Dimanche soir, la CEF a certes été la première à réagir par un communiqué de deux pages rappelant "ses fondamentaux pour aider au discernement", mais sans appeler "à voter pour l'un ou l'autre candidat". Avec une insistance sur "une société plus fraternelle", les migrants ou l'Europe défavorable à Marine Le Pen.
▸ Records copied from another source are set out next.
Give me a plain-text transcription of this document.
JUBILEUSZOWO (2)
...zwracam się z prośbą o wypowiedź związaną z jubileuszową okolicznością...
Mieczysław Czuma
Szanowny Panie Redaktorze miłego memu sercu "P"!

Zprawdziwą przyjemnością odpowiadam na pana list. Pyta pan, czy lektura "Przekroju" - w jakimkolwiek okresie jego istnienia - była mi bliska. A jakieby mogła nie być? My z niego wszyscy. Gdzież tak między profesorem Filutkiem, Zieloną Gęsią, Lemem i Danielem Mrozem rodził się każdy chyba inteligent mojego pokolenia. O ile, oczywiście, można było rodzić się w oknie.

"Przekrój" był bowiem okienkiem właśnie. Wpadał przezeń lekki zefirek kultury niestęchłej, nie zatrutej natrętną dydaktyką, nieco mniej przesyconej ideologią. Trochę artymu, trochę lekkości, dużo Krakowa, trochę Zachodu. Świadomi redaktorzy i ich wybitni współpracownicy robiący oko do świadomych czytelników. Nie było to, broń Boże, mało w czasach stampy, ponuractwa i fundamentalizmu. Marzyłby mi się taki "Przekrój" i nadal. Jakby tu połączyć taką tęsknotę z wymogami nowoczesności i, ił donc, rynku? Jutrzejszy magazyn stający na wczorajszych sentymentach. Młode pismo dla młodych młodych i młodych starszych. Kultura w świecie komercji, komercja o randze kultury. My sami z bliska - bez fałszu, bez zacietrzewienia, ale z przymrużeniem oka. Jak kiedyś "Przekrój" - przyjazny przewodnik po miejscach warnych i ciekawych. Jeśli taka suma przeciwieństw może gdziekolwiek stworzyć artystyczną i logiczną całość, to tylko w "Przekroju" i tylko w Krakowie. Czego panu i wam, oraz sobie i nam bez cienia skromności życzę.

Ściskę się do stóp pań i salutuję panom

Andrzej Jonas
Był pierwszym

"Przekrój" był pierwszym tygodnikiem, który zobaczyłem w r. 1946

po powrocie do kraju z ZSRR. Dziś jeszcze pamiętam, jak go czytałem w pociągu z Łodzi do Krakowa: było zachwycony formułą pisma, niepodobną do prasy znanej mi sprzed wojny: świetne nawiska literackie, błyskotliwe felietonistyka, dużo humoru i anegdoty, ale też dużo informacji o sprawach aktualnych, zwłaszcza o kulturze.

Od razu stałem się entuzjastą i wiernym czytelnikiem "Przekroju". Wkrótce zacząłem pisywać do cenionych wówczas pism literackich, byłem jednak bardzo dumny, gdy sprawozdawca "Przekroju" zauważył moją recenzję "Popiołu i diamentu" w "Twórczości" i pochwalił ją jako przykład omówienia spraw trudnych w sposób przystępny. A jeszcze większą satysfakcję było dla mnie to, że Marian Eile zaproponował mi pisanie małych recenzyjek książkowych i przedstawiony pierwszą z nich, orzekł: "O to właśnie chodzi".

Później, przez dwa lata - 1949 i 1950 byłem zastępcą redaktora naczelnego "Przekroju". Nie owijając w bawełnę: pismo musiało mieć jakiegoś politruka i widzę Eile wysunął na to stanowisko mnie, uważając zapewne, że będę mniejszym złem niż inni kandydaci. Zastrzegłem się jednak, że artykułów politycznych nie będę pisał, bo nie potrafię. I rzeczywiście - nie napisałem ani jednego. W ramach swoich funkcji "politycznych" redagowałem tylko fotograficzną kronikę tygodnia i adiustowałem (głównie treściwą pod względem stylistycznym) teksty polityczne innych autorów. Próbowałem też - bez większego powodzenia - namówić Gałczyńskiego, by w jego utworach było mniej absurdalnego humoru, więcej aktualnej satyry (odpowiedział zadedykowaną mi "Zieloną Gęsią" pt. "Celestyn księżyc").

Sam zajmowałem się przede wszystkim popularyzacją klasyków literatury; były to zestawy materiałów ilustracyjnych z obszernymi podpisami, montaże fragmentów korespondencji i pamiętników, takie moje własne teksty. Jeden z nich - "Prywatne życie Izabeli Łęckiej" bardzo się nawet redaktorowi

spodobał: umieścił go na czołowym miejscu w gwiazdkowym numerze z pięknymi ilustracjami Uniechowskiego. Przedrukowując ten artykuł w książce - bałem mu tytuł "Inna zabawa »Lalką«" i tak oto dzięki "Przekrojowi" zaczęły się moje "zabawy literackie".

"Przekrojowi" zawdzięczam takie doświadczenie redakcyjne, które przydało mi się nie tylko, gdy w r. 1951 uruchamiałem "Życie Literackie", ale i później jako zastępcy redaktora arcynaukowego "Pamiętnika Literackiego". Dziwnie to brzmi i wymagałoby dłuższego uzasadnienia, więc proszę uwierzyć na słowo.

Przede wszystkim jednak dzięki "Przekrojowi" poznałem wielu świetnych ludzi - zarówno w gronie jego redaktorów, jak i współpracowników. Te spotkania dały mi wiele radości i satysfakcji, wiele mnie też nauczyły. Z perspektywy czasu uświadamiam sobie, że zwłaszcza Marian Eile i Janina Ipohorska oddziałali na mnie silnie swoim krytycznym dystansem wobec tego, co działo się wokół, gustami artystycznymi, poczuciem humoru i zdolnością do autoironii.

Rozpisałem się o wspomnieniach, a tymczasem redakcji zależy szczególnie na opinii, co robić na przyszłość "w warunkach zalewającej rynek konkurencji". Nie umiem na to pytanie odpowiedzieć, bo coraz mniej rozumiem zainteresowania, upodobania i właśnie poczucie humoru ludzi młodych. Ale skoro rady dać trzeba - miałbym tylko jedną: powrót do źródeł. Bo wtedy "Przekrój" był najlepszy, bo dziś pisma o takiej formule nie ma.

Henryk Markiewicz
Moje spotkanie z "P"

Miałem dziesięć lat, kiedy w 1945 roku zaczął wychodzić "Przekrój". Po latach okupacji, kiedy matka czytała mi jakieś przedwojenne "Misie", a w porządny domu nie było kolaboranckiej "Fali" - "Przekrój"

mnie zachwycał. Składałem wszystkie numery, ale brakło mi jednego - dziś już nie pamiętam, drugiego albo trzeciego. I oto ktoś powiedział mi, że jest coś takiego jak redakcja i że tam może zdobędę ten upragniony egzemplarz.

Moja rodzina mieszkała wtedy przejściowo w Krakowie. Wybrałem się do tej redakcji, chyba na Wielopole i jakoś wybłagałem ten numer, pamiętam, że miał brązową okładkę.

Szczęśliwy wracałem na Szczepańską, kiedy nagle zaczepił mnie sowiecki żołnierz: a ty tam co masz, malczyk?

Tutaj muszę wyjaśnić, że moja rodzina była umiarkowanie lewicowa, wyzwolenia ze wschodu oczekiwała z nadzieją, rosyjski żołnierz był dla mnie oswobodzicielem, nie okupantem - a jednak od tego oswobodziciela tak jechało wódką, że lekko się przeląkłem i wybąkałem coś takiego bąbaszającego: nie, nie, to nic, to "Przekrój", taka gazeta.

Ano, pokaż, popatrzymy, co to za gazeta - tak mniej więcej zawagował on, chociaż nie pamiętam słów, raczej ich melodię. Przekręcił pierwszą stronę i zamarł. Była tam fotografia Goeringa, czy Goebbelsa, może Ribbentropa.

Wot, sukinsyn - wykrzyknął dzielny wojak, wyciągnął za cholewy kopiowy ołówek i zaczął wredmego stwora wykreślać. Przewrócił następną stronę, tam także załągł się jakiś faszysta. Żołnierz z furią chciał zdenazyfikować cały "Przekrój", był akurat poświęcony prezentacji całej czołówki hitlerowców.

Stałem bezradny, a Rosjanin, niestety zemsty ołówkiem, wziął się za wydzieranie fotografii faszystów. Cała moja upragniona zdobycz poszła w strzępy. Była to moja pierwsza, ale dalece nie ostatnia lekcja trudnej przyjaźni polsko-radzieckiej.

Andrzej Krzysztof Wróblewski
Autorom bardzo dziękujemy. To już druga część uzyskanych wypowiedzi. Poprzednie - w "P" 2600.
Mais aussi un appel à respecter "les liens de filiation", vu comme une pierre dans le jardin d'Emmanuel Macron, favorable à une extension de la procréation médicalement assistée (PMA).
Langue de "buis" ? "Prêchi-prêcha", a accusé le président de l'Assemblée nationale, Claude Bartolone, disant préférer "l'Église de 2002, qui a eu le courage de nommer, de dénoncer l'extrême droite".
Depuis, tandis que des prêtres et de rares évêques prennent la parole à titre individuel et en ordre dispersé, la CEF affiche un mutisme embarrassé face aux prises de position d'une droite catholique conservatrice, qui opte bruyamment pour le "ni-ni" (Sens commun, Parti chrétien démocrate), voire le "tout sauf Macron" (La Manif pour tous, Frigide Barjot...).
Il y a longtemps que l'épiscopat, dans une France qui chérit la séparation des Églises et de l'État, se garde d'entrer dans la mêlée partisane.
Ce principe de précaution semble prévaloir désormais, y compris au second tour d'une présidentielle, à l'égard du FN, qui a gagné de nombreux électeurs chez les catholiques : Marine Le Pen a séduit dimanche dernier 23% des pratiquants, soit à peine moins qu'Emmanuel Macron (à 24%, contre 28% pour François Fillon), selon un sondage Harris Interactive.
Le parti n'est plus infréquentable : Marion Maréchal-Le Pen, catholique déclarée s'affichant en défenseure de la famille, a été invitée en 2015 à l'université d'été du diocèse de Fréjus-Toulon.
- Un mystérieux collectif -
Le président de la CEF, Georges Pontier, qui ne s'est pas encore exprimé dans cet entre-deux-tours, l'affirmait il y a quelques mois : le temps des consignes de vote "est fini, s'il a existé". Mais la communication a minima de l'épiscopat crée des remous.
"On dirait que les évêques de France ont déserté l'espace du débat public. On les sait paralysés par le scandale de la pédophilie des prêtres, aux prises avec une crise numérique sans précédent du personnel clérical, en doute profond quant à l'originalité de leur mission dans une société hypersécularisée", a écrit sur Slate le chroniqueur religieux Henri Tincq, clamant son malaise sous un titre rageur: "Aujourd'hui j'ai honte d'être catholique".
À la base, notamment parmi les laïcs, la mobilisation s'organise. Constatant que l'institution épiscopale "n'a pas été au bout d'une démarche claire", la Conférence catholique des baptisé(e)s francophones (10.000 sympathisants) a décidé de "prendre la parole" en invitant les croyants à "ne pas se tromper de priorité": selon elle "l'accueil de l'autre", et non les sujets de bioéthique. D'où un appel à "faire clairement barrage à Marine Le Pen". "Nous sommes catholiques et nous voterons Macron", a annoncé pour sa part l'équipe de la paroisse parisienne Saint-Merry, connue pour sa tradition d'ouverture.
À front renversé, le blog Le Salon Beige, gravitant dans la cathosphère identitaire, a relayé le "communiqué" d'un mystérieux "collectif Antioche" censé réunir divers ecclésiastiques. Anonymes bien sûr, mais, assure le site, déterminés à voter Marine Le Pen le 7 mai.